The work being done at St. Paul’s these past two years has not been limited to our building and grounds. We have also been working hard to improve communication and our accounting of the funds entrusted to St. Paul’s. The monthly newsletter has been resurrected, now named the St. Paul’s Epistle, the directory has been updated and made available online, and our financial reporting have been standardized. How our office functions, is also an ongoing project with even more significant improvements ahead as we complete the transition to our new software system.
As I said, I did not expect to come here to oversee construction, repair, and an overhaul of our office functions – but it has been necessary to prepare us for what is next. This work has helped us build a stronger sense of community among our members which will enable us to invite others to join us.

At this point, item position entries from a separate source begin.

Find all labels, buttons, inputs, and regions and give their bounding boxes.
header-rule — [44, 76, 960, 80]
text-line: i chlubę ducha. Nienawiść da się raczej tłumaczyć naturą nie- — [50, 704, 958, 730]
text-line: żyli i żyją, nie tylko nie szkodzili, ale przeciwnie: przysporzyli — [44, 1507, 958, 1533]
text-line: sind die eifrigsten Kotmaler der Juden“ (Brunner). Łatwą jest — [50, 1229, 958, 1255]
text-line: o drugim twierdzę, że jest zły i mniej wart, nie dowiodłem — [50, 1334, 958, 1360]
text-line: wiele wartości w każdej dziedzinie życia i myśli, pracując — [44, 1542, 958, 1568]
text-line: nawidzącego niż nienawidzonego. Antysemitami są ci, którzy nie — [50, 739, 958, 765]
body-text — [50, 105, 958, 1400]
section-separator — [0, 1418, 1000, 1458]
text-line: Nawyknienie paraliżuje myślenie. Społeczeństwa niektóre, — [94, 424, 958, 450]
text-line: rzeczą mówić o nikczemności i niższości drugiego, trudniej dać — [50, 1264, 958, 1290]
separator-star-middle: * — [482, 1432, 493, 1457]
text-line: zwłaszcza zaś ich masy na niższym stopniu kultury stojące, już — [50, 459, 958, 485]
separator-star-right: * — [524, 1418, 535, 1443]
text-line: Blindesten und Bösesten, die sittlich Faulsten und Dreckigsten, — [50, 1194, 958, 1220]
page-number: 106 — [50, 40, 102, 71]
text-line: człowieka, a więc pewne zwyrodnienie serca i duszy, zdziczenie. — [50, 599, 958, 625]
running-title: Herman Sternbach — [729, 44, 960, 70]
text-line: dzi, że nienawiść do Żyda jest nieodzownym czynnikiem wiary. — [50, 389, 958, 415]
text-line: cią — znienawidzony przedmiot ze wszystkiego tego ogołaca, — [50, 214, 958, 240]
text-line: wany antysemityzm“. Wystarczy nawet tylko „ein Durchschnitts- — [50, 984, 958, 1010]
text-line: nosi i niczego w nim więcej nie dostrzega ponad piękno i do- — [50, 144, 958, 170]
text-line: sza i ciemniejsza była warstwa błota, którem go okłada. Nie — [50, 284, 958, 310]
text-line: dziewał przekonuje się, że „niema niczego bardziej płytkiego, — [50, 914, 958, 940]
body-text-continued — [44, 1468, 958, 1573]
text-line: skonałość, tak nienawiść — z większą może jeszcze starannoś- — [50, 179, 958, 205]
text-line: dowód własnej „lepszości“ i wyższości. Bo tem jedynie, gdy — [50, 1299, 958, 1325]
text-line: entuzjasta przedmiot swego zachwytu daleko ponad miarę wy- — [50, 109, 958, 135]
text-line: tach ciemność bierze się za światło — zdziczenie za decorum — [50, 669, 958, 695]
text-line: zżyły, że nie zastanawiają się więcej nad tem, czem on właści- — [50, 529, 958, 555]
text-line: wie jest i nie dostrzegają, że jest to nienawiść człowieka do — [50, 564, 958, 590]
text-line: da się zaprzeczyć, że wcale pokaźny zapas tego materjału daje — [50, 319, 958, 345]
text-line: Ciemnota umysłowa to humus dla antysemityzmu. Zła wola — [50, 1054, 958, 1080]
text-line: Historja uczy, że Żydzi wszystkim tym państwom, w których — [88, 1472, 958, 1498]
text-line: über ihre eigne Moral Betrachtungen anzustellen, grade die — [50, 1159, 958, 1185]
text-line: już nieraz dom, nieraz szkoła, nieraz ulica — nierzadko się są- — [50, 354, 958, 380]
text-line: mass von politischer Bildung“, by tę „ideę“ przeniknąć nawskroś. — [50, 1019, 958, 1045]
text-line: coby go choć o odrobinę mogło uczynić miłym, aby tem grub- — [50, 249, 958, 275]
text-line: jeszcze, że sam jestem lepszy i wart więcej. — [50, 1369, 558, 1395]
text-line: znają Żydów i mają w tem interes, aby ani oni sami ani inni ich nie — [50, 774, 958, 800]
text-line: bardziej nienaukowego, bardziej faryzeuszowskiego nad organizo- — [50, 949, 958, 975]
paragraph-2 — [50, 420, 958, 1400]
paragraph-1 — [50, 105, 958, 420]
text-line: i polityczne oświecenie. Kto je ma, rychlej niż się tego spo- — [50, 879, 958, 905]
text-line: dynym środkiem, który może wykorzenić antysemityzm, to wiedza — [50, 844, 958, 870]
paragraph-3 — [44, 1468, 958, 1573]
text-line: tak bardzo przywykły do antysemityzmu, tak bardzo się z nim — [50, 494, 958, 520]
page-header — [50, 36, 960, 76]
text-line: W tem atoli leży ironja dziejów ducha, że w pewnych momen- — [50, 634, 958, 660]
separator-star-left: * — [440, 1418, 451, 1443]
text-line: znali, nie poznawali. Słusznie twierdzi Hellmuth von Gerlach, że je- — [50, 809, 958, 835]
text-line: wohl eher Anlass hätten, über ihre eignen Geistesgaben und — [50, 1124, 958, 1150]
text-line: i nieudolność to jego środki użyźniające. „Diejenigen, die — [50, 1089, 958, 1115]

The disciples are gathered together, they are a small intimate group until the Holy Spirit enters the picture and they began sharing God’s love with anyone who will listen. They move from being faithful followers to leaders and evangelist. St. Paul’s is not just a place, it is the people who care about one another and our neighbors. It is now time for us to begin inviting others to be a part of our church family.
This past month, at one of the Community Meals, I sat at a table with a family I had not sat with before. Usually the table is full, but on that evening, there were several seats available so I asked if I could join them. I was learning about them and the challenges they face when additional family members arrived and joined us. One woman explained to the others that I was sitting with them, just as I had sat with others. It was their turn tonight. She then thanked me for joining them.
It still surprises me when people are touched by my presence, but I know that for many the collar I wear represents the church. By joining their table, they felt accepted by our church. Serving the food is one thing, it represents hospitality and care for them as people. But, sitting at the table and sharing a meal together represents our acceptance of them – just as they are. My experience of life has been much different for their experience of life – but we speak the same language, the language of love.
Demonstrating our acceptance of others by sitting with them and listening to their stories is evangelism. It is how we share God’s love. Whether it is at a Community Meal, or how we greet a visitor at our worship service, listening is key to speaking the language of love that unites us.
Let us pray.
Loving God, you have given us the Spirit of love that we might share it with others. Help us, we pray, to be present with them and listen to their stories that we might come to know our neighbors and be united with them in love. We offer our prayers in the name of the Father, the Son, and the Holy Spirit. Amen.